I was in Nashville, and everyone I saw told me that hot chicken was the thing to eat. It was hip, it was cool, and it was happening; indeed, the hippest and the coolest were said to frequent "hot chicken joints," which sounded like something you might stagger into on a back alley in Bangkok, with a gang of drunken Finnish sailors.

So I demurred. I had decided that such a restaurant was too cool for me, like tattoo parlors, and hookah joints, and the Banana Republic. It seemed like the kind of thing that could lead to questionable behavior. One day you order some hot chicken; the next morning you wake up with your belly button pierced and a picture of David Hasselhoff tattooed on your posterior. Point me to a prayer meetin'.

Then, like some dark magic, the hot chicken came to me, rolled right up to me as I walked down the street, like it was fate. Now I know the truth of it: Hot chicken is the fowl of the Devil. He drives a panel truck in Nashville with a sizzling, popping, deep-fat fryer, and his minion looks a lot like Aunt Bee.

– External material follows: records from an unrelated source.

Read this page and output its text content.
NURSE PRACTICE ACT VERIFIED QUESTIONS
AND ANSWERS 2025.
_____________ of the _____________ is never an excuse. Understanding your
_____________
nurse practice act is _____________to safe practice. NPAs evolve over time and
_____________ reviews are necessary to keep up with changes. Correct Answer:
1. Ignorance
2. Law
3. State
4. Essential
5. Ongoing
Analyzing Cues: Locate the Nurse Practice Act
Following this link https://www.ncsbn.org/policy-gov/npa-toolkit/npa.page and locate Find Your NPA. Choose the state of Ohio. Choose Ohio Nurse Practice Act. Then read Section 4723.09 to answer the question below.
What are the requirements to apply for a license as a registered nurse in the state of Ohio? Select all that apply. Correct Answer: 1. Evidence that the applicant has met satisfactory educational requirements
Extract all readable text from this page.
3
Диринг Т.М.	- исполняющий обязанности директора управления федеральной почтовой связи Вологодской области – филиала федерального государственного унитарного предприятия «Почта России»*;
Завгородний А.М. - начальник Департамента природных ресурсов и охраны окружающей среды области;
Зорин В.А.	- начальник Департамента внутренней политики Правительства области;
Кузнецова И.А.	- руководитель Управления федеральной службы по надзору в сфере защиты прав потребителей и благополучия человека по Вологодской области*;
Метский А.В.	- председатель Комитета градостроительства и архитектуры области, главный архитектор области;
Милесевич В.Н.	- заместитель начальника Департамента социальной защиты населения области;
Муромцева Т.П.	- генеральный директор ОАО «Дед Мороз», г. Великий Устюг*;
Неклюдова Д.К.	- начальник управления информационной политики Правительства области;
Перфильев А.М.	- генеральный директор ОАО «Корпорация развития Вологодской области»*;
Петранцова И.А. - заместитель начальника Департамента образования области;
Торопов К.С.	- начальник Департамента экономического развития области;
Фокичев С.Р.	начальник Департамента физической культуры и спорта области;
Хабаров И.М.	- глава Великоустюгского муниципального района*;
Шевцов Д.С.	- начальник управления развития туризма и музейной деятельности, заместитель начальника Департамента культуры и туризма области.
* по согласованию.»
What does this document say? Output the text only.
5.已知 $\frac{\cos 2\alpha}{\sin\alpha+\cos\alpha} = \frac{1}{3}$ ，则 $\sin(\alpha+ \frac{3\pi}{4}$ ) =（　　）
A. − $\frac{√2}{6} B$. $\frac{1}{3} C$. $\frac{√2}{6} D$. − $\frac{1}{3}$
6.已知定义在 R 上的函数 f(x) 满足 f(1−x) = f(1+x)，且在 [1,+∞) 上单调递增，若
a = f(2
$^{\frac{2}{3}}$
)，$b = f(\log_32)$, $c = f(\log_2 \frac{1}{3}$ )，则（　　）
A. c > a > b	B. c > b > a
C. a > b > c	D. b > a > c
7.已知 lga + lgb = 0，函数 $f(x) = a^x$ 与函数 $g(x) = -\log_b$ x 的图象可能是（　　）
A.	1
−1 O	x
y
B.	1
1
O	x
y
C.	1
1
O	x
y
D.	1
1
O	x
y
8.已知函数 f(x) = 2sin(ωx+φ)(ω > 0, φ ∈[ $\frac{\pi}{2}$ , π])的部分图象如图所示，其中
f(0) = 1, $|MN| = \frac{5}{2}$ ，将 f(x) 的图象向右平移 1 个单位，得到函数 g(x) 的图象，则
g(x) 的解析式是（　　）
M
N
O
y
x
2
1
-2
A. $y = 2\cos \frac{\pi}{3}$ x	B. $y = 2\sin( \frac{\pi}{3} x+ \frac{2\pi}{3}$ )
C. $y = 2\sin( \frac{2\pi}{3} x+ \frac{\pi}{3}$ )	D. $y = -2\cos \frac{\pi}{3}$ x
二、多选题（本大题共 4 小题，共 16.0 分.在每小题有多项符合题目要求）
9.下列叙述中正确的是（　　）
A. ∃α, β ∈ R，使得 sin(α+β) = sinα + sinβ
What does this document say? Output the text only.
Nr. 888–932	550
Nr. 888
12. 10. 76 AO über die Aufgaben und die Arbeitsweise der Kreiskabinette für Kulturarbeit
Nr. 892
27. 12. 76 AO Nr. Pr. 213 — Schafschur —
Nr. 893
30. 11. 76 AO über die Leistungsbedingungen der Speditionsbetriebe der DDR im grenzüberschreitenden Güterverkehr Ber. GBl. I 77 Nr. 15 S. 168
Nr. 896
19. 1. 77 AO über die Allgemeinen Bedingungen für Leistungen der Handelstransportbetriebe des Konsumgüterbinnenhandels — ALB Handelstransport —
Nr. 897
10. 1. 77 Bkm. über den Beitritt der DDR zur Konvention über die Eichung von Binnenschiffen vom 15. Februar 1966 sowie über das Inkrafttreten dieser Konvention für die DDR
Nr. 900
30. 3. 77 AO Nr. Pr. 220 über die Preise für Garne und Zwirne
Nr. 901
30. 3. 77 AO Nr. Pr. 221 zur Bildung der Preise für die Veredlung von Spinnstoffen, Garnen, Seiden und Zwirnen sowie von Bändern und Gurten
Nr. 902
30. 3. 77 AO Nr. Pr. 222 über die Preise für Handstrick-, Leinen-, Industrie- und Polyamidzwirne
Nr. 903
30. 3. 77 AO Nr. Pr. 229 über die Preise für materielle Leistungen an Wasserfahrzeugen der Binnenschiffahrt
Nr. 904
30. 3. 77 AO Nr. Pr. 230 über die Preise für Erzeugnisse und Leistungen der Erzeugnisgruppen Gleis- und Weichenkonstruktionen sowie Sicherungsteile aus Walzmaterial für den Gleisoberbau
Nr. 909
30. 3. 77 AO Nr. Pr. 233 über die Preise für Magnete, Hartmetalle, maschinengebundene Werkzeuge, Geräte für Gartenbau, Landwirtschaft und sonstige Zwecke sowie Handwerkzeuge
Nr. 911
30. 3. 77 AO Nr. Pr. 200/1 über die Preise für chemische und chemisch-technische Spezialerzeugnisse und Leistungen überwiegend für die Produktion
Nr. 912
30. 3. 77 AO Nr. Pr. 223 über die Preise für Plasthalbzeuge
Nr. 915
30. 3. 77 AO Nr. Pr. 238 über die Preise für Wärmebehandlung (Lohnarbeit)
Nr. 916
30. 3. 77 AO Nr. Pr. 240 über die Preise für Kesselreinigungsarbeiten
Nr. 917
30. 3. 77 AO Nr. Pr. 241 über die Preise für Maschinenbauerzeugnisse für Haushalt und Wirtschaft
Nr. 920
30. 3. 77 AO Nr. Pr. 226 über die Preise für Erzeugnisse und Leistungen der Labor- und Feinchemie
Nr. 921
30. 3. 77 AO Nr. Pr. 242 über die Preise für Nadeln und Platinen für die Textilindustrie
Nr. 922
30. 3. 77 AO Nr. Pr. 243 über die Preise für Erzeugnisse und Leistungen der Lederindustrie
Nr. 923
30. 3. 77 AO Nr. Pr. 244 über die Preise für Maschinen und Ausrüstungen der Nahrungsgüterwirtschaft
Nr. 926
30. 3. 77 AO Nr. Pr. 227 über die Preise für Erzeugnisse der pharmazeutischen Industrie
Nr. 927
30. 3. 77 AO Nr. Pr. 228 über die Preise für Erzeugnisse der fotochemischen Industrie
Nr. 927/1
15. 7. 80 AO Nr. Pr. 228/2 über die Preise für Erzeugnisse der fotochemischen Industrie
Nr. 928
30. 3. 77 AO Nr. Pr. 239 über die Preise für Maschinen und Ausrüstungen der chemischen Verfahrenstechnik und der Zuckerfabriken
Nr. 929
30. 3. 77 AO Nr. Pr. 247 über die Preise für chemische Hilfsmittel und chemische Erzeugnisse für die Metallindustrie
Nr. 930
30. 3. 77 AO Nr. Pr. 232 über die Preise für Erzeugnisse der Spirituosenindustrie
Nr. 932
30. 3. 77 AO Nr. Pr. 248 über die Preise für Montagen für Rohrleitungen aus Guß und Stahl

For those who have never been exposed, you should understand that this is not spicy chicken, highly seasoned, or even hot by any reasonable standard. I like my chicken to have a kiss of cayenne; I do not mind if it makes me sweat, or even leaves a little burn on my lips.

Nashville hot chicken—at least the bird I had—is not that. It was too hot to consume as food, too hot to stand, and tasted as if it had been marinated in ghost pepper and kerosene. It made my eyes water and my nose run, causing me to rub both of them with my contaminated hands. I went blind. My nose was seared from the inside. I wept and staggered in circles, right in front of the War Memorial. I spiked the offending chicken into a trash can, and wondered, seriously, if I needed medical attention, but could not bring myself to admit to a nurse that I had injured myself with a three-piece dinner.

I cracked the seal on a soft drink and poured it down my throat, but the Devil's chicken could not be extinguished. It had to be flushed from the eyes and nose, like paint thinner, or nuclear contamination.

I am a live-and-let-live man, but it seems to me that some people will do anything to be hip, even immolate themselves from the inside. I blame reality television, where Yankee food-show hosts are fed combustible crawfish and tongue-numbing gumbo, for effect. Good food is not like that. In good food, you taste food, taste seasoning, not an overpowering heat. Everything else is sideshow.

I cannot, of course, condemn all hot chicken. But I'll never look at a panel truck—or a chicken—the same way again.